Our chart today shows that Nigeria’s gross official reserves declined by USD175m to c.USD39.9bn in February. The latest decline follows four months of attrition, after over USD7bn boost from international debt issuance and the IMF’s SDR allocation in Q3 ’21. The gross reserves are calculated on a 30-day moving average basis. For a more accurate picture, we must adjust this gross figure for the pipeline of delayed external payments.
Total reserves at end-February covered 9.5 months’ merchandise imports based on the balance of payments for the 12 months to September ’21, and 7.2 months when we add services. We consider this a healthy buffer.
Although crude oil prices have rallied strongly in recent months on the back of global supply-demand imbalances and geopolitical tensions, the latest of which is Russia’s invasion of Ukraine, Nigeria has not reaped the benefits.
The weak accretion to the reserves is largely due to Nigeria’s low crude oil output.
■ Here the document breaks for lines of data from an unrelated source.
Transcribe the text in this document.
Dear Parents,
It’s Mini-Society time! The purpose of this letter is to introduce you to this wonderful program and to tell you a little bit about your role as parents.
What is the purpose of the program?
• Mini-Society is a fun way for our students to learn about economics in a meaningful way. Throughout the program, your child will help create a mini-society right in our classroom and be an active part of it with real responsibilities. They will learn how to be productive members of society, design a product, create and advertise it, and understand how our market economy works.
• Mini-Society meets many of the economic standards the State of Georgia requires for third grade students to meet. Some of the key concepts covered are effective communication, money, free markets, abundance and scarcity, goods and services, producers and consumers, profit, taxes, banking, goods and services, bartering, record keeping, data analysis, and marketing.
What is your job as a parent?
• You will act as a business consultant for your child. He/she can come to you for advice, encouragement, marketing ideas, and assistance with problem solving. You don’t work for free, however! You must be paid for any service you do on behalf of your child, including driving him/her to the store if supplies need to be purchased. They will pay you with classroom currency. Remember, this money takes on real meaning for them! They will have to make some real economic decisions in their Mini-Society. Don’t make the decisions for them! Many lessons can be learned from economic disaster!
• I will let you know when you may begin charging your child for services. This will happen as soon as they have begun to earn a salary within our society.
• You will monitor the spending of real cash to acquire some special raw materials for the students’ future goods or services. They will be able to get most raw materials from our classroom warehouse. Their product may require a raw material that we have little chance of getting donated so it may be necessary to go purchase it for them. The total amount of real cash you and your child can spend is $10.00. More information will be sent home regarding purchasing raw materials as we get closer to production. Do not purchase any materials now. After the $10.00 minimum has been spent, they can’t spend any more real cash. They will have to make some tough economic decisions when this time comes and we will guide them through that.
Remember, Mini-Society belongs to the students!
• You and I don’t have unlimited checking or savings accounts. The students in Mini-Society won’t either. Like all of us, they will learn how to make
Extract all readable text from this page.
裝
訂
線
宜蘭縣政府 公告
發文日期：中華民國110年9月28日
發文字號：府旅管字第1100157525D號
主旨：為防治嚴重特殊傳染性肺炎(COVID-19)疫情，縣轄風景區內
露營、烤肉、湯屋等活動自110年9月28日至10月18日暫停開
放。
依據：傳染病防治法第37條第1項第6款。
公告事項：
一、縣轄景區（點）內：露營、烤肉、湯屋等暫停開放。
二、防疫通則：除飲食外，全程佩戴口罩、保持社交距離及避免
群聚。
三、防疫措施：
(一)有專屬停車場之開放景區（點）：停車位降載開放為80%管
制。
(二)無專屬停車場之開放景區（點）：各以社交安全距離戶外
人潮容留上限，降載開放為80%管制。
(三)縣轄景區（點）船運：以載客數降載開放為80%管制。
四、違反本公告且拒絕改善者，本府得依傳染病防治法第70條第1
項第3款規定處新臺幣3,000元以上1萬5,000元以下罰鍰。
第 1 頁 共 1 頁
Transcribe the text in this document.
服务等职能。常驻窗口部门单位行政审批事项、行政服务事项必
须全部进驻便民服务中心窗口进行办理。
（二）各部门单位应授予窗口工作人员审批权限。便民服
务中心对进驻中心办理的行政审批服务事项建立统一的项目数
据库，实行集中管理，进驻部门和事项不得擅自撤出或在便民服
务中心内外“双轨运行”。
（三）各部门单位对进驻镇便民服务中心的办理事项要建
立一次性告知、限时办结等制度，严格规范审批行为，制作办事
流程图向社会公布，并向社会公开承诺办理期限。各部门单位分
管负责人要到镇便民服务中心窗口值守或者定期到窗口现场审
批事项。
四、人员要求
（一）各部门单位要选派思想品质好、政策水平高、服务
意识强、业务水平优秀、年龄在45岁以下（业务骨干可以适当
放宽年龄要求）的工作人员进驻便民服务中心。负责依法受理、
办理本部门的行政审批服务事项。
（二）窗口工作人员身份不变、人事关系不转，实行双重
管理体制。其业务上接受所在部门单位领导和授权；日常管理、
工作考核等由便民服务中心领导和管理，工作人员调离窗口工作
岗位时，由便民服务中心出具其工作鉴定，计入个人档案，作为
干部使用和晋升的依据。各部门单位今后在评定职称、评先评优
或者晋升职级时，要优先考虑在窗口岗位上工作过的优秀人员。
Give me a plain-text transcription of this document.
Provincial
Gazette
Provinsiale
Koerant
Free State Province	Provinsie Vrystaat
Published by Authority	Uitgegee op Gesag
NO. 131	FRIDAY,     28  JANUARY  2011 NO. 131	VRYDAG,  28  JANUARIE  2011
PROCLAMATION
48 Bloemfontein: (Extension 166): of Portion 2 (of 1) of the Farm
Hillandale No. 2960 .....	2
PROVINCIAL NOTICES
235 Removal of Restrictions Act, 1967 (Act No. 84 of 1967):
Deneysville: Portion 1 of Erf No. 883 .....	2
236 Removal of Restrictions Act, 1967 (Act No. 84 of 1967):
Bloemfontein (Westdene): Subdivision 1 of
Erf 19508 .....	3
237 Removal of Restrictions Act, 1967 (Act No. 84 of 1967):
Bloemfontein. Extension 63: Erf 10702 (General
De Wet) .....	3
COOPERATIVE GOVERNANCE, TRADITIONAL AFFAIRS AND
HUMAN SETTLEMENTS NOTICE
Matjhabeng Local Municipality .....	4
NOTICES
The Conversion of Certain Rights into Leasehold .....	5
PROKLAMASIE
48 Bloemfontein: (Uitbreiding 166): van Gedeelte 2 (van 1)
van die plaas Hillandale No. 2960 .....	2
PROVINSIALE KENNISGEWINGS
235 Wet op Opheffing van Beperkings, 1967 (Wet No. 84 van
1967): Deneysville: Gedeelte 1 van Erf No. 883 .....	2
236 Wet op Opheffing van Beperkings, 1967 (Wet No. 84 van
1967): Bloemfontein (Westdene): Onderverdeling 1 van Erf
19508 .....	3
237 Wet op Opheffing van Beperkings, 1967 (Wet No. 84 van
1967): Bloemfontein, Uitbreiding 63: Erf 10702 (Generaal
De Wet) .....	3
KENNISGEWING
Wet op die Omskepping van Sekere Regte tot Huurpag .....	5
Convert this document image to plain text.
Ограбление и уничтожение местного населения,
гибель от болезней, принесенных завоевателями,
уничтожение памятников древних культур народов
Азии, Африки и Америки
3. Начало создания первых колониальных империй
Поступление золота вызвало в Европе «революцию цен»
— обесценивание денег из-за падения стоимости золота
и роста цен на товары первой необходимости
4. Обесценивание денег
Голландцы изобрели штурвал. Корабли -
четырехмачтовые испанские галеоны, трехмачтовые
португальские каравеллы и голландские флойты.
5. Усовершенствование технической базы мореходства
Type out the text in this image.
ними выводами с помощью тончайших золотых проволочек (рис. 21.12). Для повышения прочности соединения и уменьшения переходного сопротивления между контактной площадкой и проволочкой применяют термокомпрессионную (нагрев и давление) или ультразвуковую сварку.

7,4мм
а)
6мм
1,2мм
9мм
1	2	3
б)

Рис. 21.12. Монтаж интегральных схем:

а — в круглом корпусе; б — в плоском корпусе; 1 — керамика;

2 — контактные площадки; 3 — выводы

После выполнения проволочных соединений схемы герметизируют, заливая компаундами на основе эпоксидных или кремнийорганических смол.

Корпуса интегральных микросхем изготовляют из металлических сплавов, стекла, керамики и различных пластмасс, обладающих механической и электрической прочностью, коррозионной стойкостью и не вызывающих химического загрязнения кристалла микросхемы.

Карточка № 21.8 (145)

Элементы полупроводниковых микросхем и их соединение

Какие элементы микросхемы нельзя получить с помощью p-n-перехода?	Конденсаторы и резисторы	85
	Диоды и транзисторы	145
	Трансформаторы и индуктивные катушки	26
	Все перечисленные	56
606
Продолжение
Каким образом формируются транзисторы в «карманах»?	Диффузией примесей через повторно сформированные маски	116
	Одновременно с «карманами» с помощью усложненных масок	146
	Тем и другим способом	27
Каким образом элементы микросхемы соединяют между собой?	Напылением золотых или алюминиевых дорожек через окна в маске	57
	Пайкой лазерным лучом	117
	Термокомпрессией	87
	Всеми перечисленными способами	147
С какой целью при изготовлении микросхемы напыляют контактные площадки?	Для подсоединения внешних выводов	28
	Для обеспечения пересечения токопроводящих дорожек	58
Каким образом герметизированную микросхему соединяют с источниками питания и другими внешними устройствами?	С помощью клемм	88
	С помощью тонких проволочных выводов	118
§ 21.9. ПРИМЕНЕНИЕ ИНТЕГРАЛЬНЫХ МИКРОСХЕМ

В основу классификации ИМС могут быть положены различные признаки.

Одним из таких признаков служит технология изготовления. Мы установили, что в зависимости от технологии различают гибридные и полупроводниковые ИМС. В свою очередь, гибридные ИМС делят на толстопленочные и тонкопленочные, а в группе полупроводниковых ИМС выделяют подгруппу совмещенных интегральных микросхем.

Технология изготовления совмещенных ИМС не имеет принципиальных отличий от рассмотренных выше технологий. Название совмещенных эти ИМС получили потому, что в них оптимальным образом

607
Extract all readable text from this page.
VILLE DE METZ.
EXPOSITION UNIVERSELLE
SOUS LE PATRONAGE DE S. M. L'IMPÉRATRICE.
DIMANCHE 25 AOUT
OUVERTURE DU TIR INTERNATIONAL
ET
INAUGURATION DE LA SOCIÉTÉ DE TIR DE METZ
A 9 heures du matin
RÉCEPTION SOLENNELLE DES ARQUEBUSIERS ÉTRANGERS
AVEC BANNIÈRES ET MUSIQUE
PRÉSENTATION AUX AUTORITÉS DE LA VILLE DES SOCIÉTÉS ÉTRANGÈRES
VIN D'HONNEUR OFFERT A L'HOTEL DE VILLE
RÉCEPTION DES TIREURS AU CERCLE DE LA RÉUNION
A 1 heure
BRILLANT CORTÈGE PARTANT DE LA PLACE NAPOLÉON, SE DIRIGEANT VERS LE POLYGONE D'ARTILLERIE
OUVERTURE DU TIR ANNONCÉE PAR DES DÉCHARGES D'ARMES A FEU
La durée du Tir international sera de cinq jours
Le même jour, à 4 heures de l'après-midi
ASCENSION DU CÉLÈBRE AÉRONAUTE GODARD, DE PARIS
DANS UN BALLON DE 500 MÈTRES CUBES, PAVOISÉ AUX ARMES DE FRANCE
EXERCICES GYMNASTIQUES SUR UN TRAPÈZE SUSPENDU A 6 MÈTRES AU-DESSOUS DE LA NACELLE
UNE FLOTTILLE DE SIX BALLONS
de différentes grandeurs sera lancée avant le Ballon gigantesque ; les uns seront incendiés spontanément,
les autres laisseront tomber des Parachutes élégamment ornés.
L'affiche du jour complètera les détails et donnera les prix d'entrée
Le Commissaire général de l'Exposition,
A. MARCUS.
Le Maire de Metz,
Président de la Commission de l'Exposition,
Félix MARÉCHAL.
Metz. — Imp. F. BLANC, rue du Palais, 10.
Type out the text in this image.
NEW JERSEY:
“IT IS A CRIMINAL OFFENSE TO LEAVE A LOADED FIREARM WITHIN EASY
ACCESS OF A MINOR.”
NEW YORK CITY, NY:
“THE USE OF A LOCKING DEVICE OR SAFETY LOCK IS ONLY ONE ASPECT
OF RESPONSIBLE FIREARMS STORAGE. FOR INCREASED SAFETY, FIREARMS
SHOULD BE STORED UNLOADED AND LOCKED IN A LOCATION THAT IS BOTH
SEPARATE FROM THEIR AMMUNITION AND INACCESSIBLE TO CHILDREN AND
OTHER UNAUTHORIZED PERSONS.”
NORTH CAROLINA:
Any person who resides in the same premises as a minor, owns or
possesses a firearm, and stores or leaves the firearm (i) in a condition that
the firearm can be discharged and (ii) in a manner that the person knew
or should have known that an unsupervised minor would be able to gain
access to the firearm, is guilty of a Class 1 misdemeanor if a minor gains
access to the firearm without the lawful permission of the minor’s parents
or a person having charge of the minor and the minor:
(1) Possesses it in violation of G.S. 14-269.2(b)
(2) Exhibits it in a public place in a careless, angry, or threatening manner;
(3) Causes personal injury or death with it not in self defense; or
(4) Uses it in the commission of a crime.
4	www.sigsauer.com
We see from OPEC’s monthly oil report that Nigeria’s crude oil output (excluding condensates) averaged around 1.3 million barrels per day (mbpd) through 2021, far below its OPEC production quota of c.1.7mbpd.
Output has dwindled on the back of evacuation challenges, mainly losses due to pipeline vandalisation from crude oil theft, and ageing evacuation infrastructure.
The delayed passage of the Petroleum Industry Act for over a decade stalled sizable investments by the international oil companies (IOC). Given the IOCs’ continuous divestments from Nigeria, as seen by Seplat Energy’s announcement of a share purchase agreement for the acquisition of Mobil Producing Nigeria’s shares, the Act has come too late in some respect.
We understand that a separate but related concern is that the NNPC has entered into some crude oil forward sales that do not necessarily reflect the current pricing levels. The situation has been exacerbated by the inability to produce at optimal levels.
According to local newswires, the NNPC has indicated its intention to raise output to take advantage of increased crude oil prices. It is unclear how the firm plans to deal with oil theft and evacuation issues.